Ribas was the last of eleven sons, born to a prominent Caracas family. In his early years, he received a quality education and attended the city's seminary. After finishing his studies, he began working in the agrarian sector. At the age of 21 he married María Josefa Palacios, the aunt of Simón Bolívar. He soon became interested in Republican ideals and sympathetic to the revolutionary independence movement.

Ribas became involved in the Conspiracy of 1808, but was taken prisoner after its failure. In his defense, he stated that on the day of the action, he was just heading to a public square to spend time. Actually, Ribas was frequenting the square to meet with other republicans to plan an uprising. He was later freed by the authorities.

When the Revoution of 19 April 1810 was taking place, it was reported that Ribas was seen travelling throughout the entire city, encouraging people to join-in the demonstrations against Spanish rule. In the aftermath he joined the interim government on April 25, taking charge of the municipality of Caracas.

Military career

Apart from his political functions in the interim government, and despite having no military background, Ribas was named Colonel of the Barlovento Battalion which he helped set up with his own funds. He also maintained some contact with Francisco de Miranda, and offered him all possible support when Miranda arrived in the country. Along with other fellow Republicans, he became a member of the Sociedad Patriótica organized by Francisco de Miranda, in contradistinction to the New Venezuelan Congress which was ruled mostly by the landed few. The Sociedad Patriótica was modeled after a French Jacobin Club, encouraging the practice of oratory on equality of rights to all citizens.

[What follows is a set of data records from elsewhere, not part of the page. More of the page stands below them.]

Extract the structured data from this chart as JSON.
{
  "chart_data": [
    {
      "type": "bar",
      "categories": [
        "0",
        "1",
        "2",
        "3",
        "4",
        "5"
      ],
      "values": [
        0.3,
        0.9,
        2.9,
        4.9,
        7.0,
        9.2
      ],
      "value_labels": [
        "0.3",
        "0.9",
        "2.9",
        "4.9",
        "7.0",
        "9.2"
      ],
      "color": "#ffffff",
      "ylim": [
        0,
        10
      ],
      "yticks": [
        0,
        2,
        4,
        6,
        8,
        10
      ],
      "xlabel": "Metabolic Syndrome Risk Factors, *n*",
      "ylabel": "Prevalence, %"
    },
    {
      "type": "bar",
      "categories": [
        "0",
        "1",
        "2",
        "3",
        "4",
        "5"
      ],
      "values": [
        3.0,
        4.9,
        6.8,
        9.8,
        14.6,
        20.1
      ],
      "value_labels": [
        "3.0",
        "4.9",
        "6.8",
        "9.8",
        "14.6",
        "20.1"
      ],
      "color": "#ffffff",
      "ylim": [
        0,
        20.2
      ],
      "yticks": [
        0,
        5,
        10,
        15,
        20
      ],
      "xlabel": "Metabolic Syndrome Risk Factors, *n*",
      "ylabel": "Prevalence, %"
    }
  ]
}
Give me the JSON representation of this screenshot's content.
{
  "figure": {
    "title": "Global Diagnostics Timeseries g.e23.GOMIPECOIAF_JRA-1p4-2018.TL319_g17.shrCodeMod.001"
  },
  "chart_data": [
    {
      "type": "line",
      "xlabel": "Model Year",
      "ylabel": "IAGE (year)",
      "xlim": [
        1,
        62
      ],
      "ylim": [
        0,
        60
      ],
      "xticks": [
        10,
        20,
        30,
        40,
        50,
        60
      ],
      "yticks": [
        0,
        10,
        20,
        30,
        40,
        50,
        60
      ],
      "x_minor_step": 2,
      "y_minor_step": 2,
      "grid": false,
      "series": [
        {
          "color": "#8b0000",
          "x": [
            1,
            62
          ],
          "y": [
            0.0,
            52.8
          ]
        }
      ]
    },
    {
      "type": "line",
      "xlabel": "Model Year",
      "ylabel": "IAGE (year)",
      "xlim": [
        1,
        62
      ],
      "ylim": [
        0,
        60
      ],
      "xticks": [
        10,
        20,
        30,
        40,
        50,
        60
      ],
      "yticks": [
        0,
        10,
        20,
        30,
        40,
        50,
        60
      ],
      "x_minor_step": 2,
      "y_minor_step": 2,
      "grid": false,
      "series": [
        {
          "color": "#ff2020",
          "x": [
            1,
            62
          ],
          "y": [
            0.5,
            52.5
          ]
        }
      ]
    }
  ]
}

During a brief period of Venezuelan independence (the Second Republic of Venezuela under the stewardship of Simón Bolívar), Ribas fought in numerous battles of the "Campaña Admirable"; however the most crucial episode was the battle of La Victoria (12 February 1814) in which he and his comrades succeeded in foiling the advance of José Tomás Boves's formidable royalist forces (commanded in this battle by proxy Francisco Tomás Morales, while Boves recovered from wounds). Ribas won this victory with inexperienced troops, composed mainly of youths, students, and seminary candidates that Ribas has succeeded in recruiting. Ribas told his young soldiers, his charges, before a crucial battle that "We have no choice between victory or death, we must achieve victory" ("No podemos optar entre vencer o morir, es necesario vencer"). After many hours of fierce resistance, Republican reinforcements arrived under the command of Vicente Campo Elías. It is in honor of this episode of Venezuelan history that modern Venezuelan citizens now celebrate the "Día de la Juventud" ("Day of Youth"). each 12 February.

Capture and death after Urica and Maturín

He fought vigorously in the Battle of Urica in which the republican forces lost but his royalist nemesis Boves was killed. After this battle, his forces assisted in offering a last desperate resistance to Morales at the Battle of Maturín; however this effort also was defeated. Ribas, together with a nephew and a faithful servant, was forced to flee from the victorious royalists. However, he was ultimately betrayed to the royalists by a slave. He was captured and executed by beheading. Ribas's lopped off head, after having been fried in cooking oil, was sent to Caracas. There, it was placed in public display within a small cage with the intention of demoralizing the patriots.


Almost two centuries later, Ribas' deeds were commemorated by the Hugo Chávez government when it named one of the Bolivarian Missions "Missión Ribas" in his honor. There are also two Venezuelan municipalities named after him, José Félix Ribas Municipality, Aragua state; and José Félix Ribas Municipality, Guárico state.